Similarly, household and environmental and occupational discrepancies have also been reported among working asthmatics. While working women smoke less than men (18.3 % vs. 22.8 %), they have a higher odds ratio of 2.2 of having diagnosis of asthma [106]. Even with the lower cumulative smoking exposure (number of pack years), asthmatic women with smoking report more wheezing compared to men [107]. Adolescent girls with asthma, but not boys, have more physical tobacco dependence than their nonasthmatic counterparts [108•]. The different workplace exposures between men and women should be taken into consideration when considering gender effects on asthma.
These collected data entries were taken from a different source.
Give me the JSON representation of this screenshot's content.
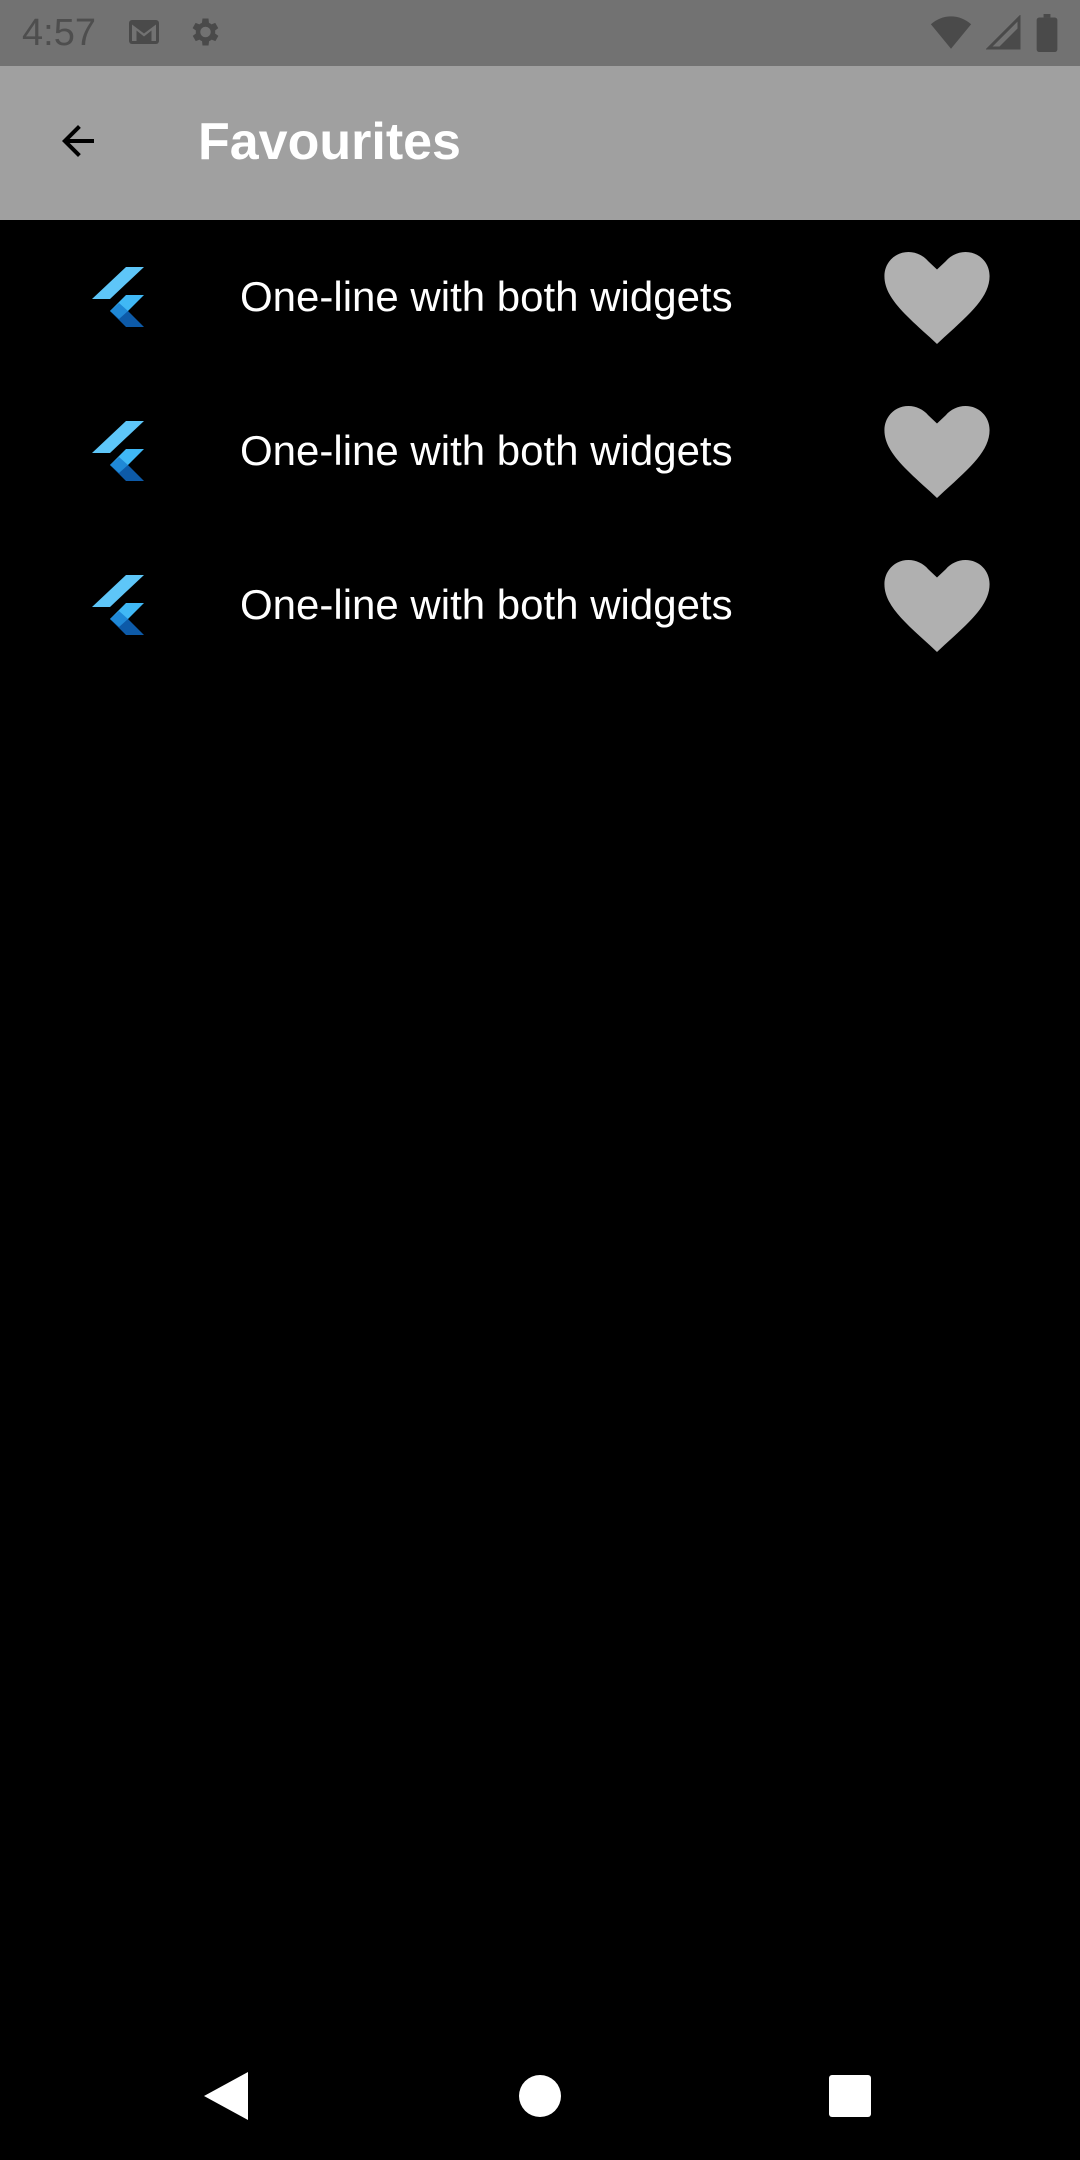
{
  "status_bar": {
    "time": "4:57",
    "left_icons": [
      "gmail-icon",
      "settings-icon"
    ],
    "right_icons": [
      "wifi-icon",
      "signal-icon",
      "battery-icon"
    ],
    "background": "#727272"
  },
  "app_bar": {
    "title": "Favourites",
    "back_icon": "back-arrow-icon",
    "background": "#a0a0a0"
  },
  "list": {
    "items": [
      {
        "title": "One-line with both widgets",
        "leading_icon": "flutter-logo-icon",
        "trailing_icon": "heart-icon"
      },
      {
        "title": "One-line with both widgets",
        "leading_icon": "flutter-logo-icon",
        "trailing_icon": "heart-icon"
      },
      {
        "title": "One-line with both widgets",
        "leading_icon": "flutter-logo-icon",
        "trailing_icon": "heart-icon"
      }
    ],
    "heart_color": "#b0b0b0"
  },
  "nav_bar": {
    "buttons": [
      "nav-back-icon",
      "nav-home-icon",
      "nav-recents-icon"
    ]
  }
}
Women with work-related asthma are more likely to work in healthcare, educational services, retail trade, and education [109]. While all asthmatics overall are more likely to own a furry pet compared to nonasthmatics (49.9 % versus 44.8 %), and to frequently allow them into the bedroom (68.7 %), asthmatic women have a higher chance of owning a pet compared to asthmatic men [110]. These gender-specific considerations are important to educating asthmatics about asthma control and how to avoid triggers.

Adherence to medications continues to be a major issue in asthma management. While women were much more likely to be educated about asthma control and management and more likely to carry a rescue inhaler than men (61 % vs 30 %) [111, 112], personality traits and the misconception for medication need [113, 114] are additional factors associated with medication adherence. Emergency department visits for acute asthma by adults who ran out of their inhaled medication are more common in men as compared to women [102, 115•, 116]. On the other hand, the higher rate of unscheduled office visits in women might suggest a lower threshold for outpatient healthcare contact [8]. Women need more encouragement and education that men regarding the correct use of peak flow meters [117], and adolescent boys are twice more likely to receive spirometry testing during office visits in a series of 40,528 asthmatic Italian children 6 to 17 years of age [118]. Thus, gender differences in asthma may also be related to behaviors of male and female asthmatics, their adherence to treatment guidelines and to medications and the response of their caregivers to male or female patients.

Conclusion

There is sound evidence in favor of gender effects on asthma incidence and severity throughout the life course. While the clinical and epidemiological data support the role of sex hormones on asthma incidence and severity, the data are confounded by many internal and external factors, such as aging, obesity, atopy, and gender differences in behavior and exposures. Further work is needed to establish the gender impact on asthma in utero, in early-life, at puberty, adulthood and the menopause transition. These studies will also generally reveal novel information on the genesis of asthma and provide new insights for pathway based therapies.